Adding the two we get a total of 240 permutations.

**Therefore 240 different numbers can be created with the digits 3, 4, 5, 6, 7 and 8 which are greater than 1200.**

To find the number of numbers greater than 1200 that can be formed with 6 digits 3, 4,5,6 and 8 without repetition:

We see that all the digits 3,4,5, 6 and 8 are greater than the digits 1 and 2.

Therefore any 4 digit numbers formed with the given digits are greater than 1200. Also any 5 and 6 digit numbers formed are geater than 1200. Also there is a condition of no repetetion.
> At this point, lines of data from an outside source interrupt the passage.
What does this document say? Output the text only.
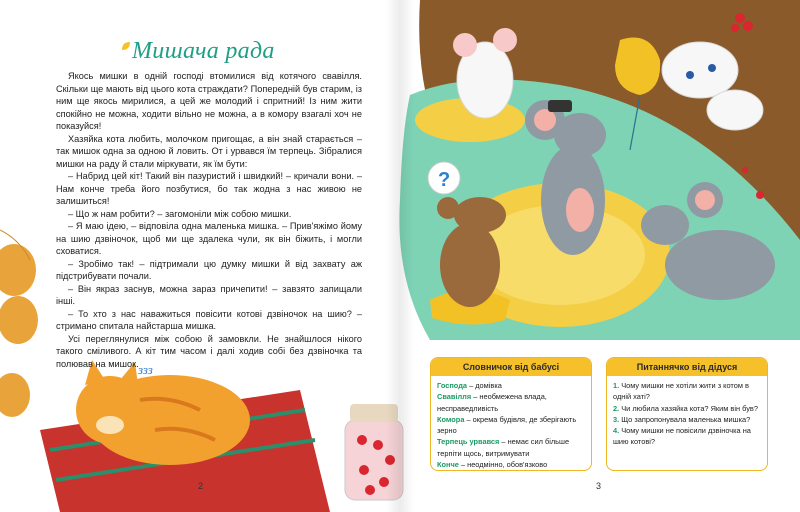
?
Мишача рада

Якось мишки в одній господі втомилися від котячого свавілля. Скільки ще мають від цього кота страждати? Попередній був старим, із ним ще якось мирилися, а цей же молодий і спритний! Із ним жити спокійно не можна, ходити вільно не можна, а в комору взагалі хоч не показуйся!

Хазяйка кота любить, молочком пригощає, а він знай старається – так мишок одна за одною й ловить. От і урвався їм терпець. Зібралися мишки на раду й стали міркувати, як їм бути:

– Набрид цей кіт! Такий він пазуристий і швидкий! – кричали вони. – Нам конче треба його позбутися, бо так жодна з нас живою не залишиться!

– Що ж нам робити? – загомоніли між собою мишки.

– Я маю ідею, – відповіла одна маленька мишка. – Прив'яжімо йому на шию дзвіночок, щоб ми ще здалека чули, як він біжить, і могли сховатися.

– Зробімо так! – підтримали цю думку мишки й від захвату аж підстрибувати почали.

– Він якраз заснув, можна зараз причепити! – завзято запищали інші.

– То хто з нас наважиться повісити котові дзвіночок на шию? – стримано спитала найстарша мишка.

Усі переглянулися між собою й замовкли. Не знайшлося нікого такого сміливого. А кіт тим часом і далі ходив собі без дзвіночка та полював на мишок. ззз
2	3
Словничок від бабусі
Господа – домівка
Свавілля – необмежена влада, несправедливість
Комора – окрема будівля, де зберігають зерно
Терпець урвався – немає сил більше терпіти щось, витримувати
Конче – неодмінно, обов'язково
Питаннячко від дідуся
1. Чому мишки не хотіли жити з котом в одній хаті?
2. Чи любила хазяйка кота? Яким він був?
3. Що запропонувала маленька мишка?
4. Чому мишки не повісили дзвіночка на шию котові?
The number of 4 digit numbers with the given 6 digits without repetion is 6P4 = 6*5*4*3 = 360.

The the number of 5 digit numbers that can be formed without repetition with 6 given digits = 6*5*4*3*2 = 720 ways.

The number ways the 6 digit numbers using all the 6 digits without repetitions = 6! = 6*5*4*3*2*1 = 4320.

Therefore the number of numbers formed using the given six digits without repetition is 6P4+6P5 +6P6 = 360+720+ 720 = 1800.